Co-creators and executive producers Miguel Sapochnik and Ryan Condal spoke to ET about creating the prequel series.
With House of the Dragon, HBO is expanding the world of Game of Thrones by going back several hundred years to focus on House Targaryen. The all-new series is adapted from George R.R. Martin’s Fire & Blood by co-creators and executive producers Miguel Sapochnik and Ryan Condal, who have been tasked with breathing new life (or fire) into the franchise three years after the original series ended in 2019 with a Targaryen reclaiming the Iron Throne.

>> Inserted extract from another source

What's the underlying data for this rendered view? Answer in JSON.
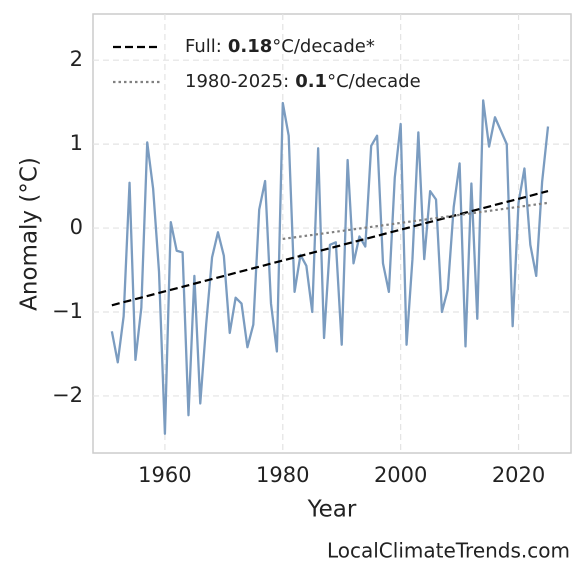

But long before Daenerys (Emilia Clarke), there was a deadly battle of succession as the Targaryens struggled to find a suitable heir to maintain the family’s continued rule over King’s Landing in Westeros. And given the subsequent political maneuvering that plays out in the House of the Dragon, it’s no surprise that Sapochnik and Condal tell ET that the two series that were top of mind in the writers’ room during season 1 were HBO’s other family drama and a historical drama about the royal family on Netflix.
“The shows we talked about the most in the writers’ room were Succession and The Crown,” Condal says of the discussions that went “beyond Game of Thrones, which was talked about all the time.”
Similarly to House of the Dragon, the series created by Jesse Armstrong follows a super wealthy and a super powerful family, whose patriarch runs a media conglomerate. And when his health and status at the top is questioned, the other family members start making their own moves and claims for the seat at the head of the table.
The Crown, meanwhile, chronicles the rise and reign of Queen Elizabeth II and her family’s rule over the ever-evolving British empire. The series, which also starred Matt Smith, who portrayed Prince Philip in seasons 1 and 2 before taking on the dastardly role of Daemon Targaryen on House of the Dragon, is a fitting choice, not only because of the parallels of a woman taking the throne but also since Martin loosely based Fire & Blood on extended British royal history -- and the infighting that went along with it.
“So, in terms of story references, tonal references, dramatic rhythms and pacing. You know, structuring a story,” Condal says that both series were “talked about all the time,” with the executive producer adding that they’re “all big fans of [Succession].”
Of course, the original series in the franchise was a major reference point, with Sapochnik revealing that the “chaos is a ladder” scene between Littlefinger (Aidan Gillen) and Varys (Conleth Hill) in season 3 was a key moment discussed in the writers’ room. According to the director, Condal wanted to “show the writers a specific scene that for [him] defined what Game of Thrones was.”
“[It’s] funny, ‘cause when you actually look it up, ‘chaos is a ladder’ was a scene that was written when the episode was too short and they had to write something extra to fill in the episode,” Sapochnik says. “And so, it was a scene that had almost nothing to do with the show, but somehow became a perfect kind of way of describing the tonality of how the show ended up.”
When it comes to the series as a whole, and what it established over the course of eight seasons, Condal says he wanted to lean into “its tone and voice” while creating House of the Dragon. “I think those are the two most important things that made that show what it was,” he says, referring to what executive producers David Benioff and D. B. Weiss “created in the beginning [and what] Miguel carried on in those later seasons.”
Additionally, “the voice of the show, which I think began with George, but then was adapted for the screen by David and Dan,” Condal continues. “Those two things, I think, are the things that most orient people into that world. And those were the things we had to recreate first, if we had any hope of any success.”
And given that this series takes place in the same world, just two hundred years prior, there will be lots of familiar settings, families and relics, including the Balerion skull, which first appeared on Game of Thrones. But those appearances or references aren’t merely Easter eggs for the benefit of fans. “It’s really easy to get carried away with all of the Easter eggs and all of the nods here and there,” Sapochnik warns, with Condal adding that “with Easter eggs and things, I’m always very suspicious of those ‘cause they feel fan servicey.”
“If there’s a real reason to do it, if there’s something that has story resonance or spiritual resonance and there’s a reason to do it, then I think it’s great because it’s a way of connecting these two things over this vast chasm of 170 years,” Condal continues, adding that “there’s a lot of resonance with the original series.”
But at the end of the day, Sapochnik says, “we’ve gotta be careful ‘cause it’s gotta be our own.”
House of the Dragon premieres Sunday, Aug. 21 at 9 p.m. ET/PT on HBO and HBO Max.